By late January, DeepSeek had surpassed ChatGPT as the top free app on the U.S. App Store. This rapid growth caused market shifts, with an estimated US$600 billion loss in Nvidia’s market capitalization and broader tech losses approaching US$1 trillion. The accessibility and low deployment cost of DeepSeek positioned it as a notable option for developers and enterprises seeking alternatives to proprietary systems.
Technical updates followed the initial launch. A refined version of R1 was released in May 2025, improving stability and response quality while retaining its efficient architecture. DeepSeek-V3, released earlier in late 2024, remains one of the most capable open-weight models, reportedly trained on 30 trillion tokens and scaling beyond 200 billion parameters.
DeepSeek’s multilingual strengths, especially in Mandarin and Hindi, contributed to growing adoption in Asia and Eastern Europe. Enterprises in these regions have explored self-hosted deployments, citing advantages such as data control, cost efficiency, and independence from cloud APIs.
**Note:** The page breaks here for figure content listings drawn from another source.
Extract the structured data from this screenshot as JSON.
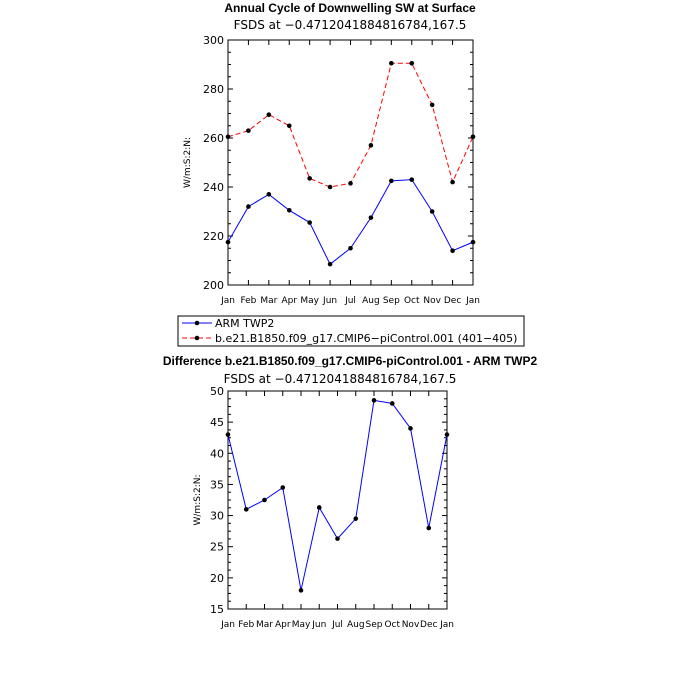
{
  "chart_data": [
    {
      "type": "line",
      "title": "Annual Cycle of Downwelling SW at Surface",
      "subtitle": "FSDS at −0.4712041884816784,167.5",
      "ylabel": "W/m:S:2:N:",
      "categories": [
        "Jan",
        "Feb",
        "Mar",
        "Apr",
        "May",
        "Jun",
        "Jul",
        "Aug",
        "Sep",
        "Oct",
        "Nov",
        "Dec",
        "Jan"
      ],
      "ylim": [
        200,
        300
      ],
      "yticks": [
        "200",
        "220",
        "240",
        "260",
        "280",
        "300"
      ],
      "series": [
        {
          "name": "ARM TWP2",
          "color": "#0000ff",
          "dash": "solid",
          "values": [
            217.5,
            232,
            237,
            230.5,
            225.5,
            208.5,
            215,
            227.5,
            242.5,
            243,
            230,
            214,
            217.5
          ]
        },
        {
          "name": "b.e21.B1850.f09_g17.CMIP6−piControl.001 (401−405)",
          "color": "#ff0000",
          "dash": "dashed",
          "values": [
            260.5,
            263,
            269.5,
            265,
            243.5,
            240,
            241.5,
            257,
            290.5,
            290.5,
            273.5,
            242,
            260.5
          ]
        }
      ],
      "legend": "below"
    },
    {
      "type": "line",
      "title": "Difference b.e21.B1850.f09_g17.CMIP6-piControl.001 - ARM TWP2",
      "subtitle": "FSDS at −0.4712041884816784,167.5",
      "ylabel": "W/m:S:2:N:",
      "categories": [
        "Jan",
        "Feb",
        "Mar",
        "Apr",
        "May",
        "Jun",
        "Jul",
        "Aug",
        "Sep",
        "Oct",
        "Nov",
        "Dec",
        "Jan"
      ],
      "ylim": [
        15,
        50
      ],
      "yticks": [
        "15",
        "20",
        "25",
        "30",
        "35",
        "40",
        "45",
        "50"
      ],
      "series": [
        {
          "color": "#0000ff",
          "dash": "solid",
          "values": [
            43,
            31,
            32.5,
            34.5,
            18,
            31.3,
            26.3,
            29.5,
            48.5,
            48,
            44,
            28,
            43
          ]
        }
      ]
    }
  ]
}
However, DeepSeek’s rise brought regulatory challenges. Within weeks of its launch, data protection agencies in Europe and North America raised concerns over user privacy and data sovereignty. Italy’s regulator was the first to ban the app, initiating a GDPR investigation. Ireland and Germany followed, with the latter formally requesting its removal from app stores. Taiwan and South Korea also restricted use of the app in public systems. In August, a bipartisan group of U.S. senators called for a federal investigation and proposed banning DeepSeek from public contracts due to national security considerations.
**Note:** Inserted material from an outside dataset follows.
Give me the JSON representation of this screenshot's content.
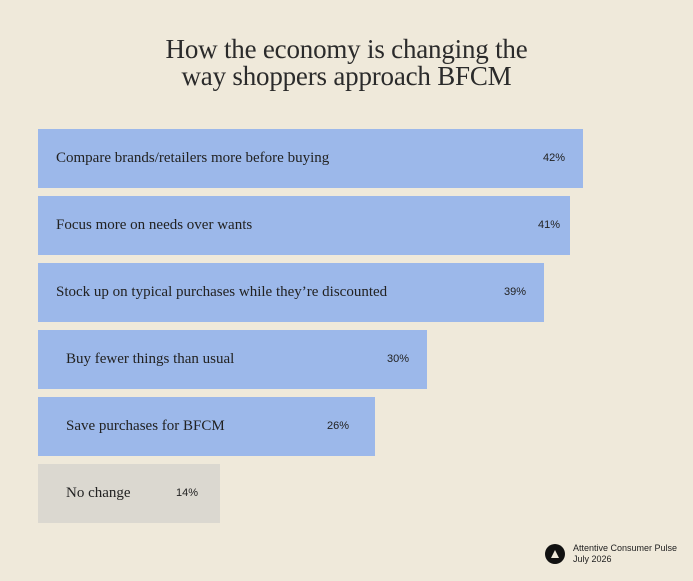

DeepSeek acknowledged compliance issues with local privacy regulations, particularly in South Korea, but has not publicly clarified the extent of data sharing with Chinese authorities. As of August 2025, the app has been delisted from app stores in several countries and faces restrictions across public sectors in multiple jurisdictions.
The DeepSeek case highlights the intersection of AI, infrastructure, and policy. For infrastructure and data service providers, the situation underscores the importance of regulatory compliance, data localisation, and system transparency. It also signals rising interest in decentralised AI—lightweight models that can be deployed locally without relying on external APIs.
While official channels face limitations, DeepSeek’s models remain accessible. Developers worldwide continue to fine-tune and implement them independently. It is now part of a broader trend toward open-weight, hardware-efficient AI. Companies such as Mistral and OpenHermes, along with new models from OpenAI, are contributing to this shift.
The landscape is evolving rapidly, raising new questions about AI governance, trust, and control in global technology infrastructure.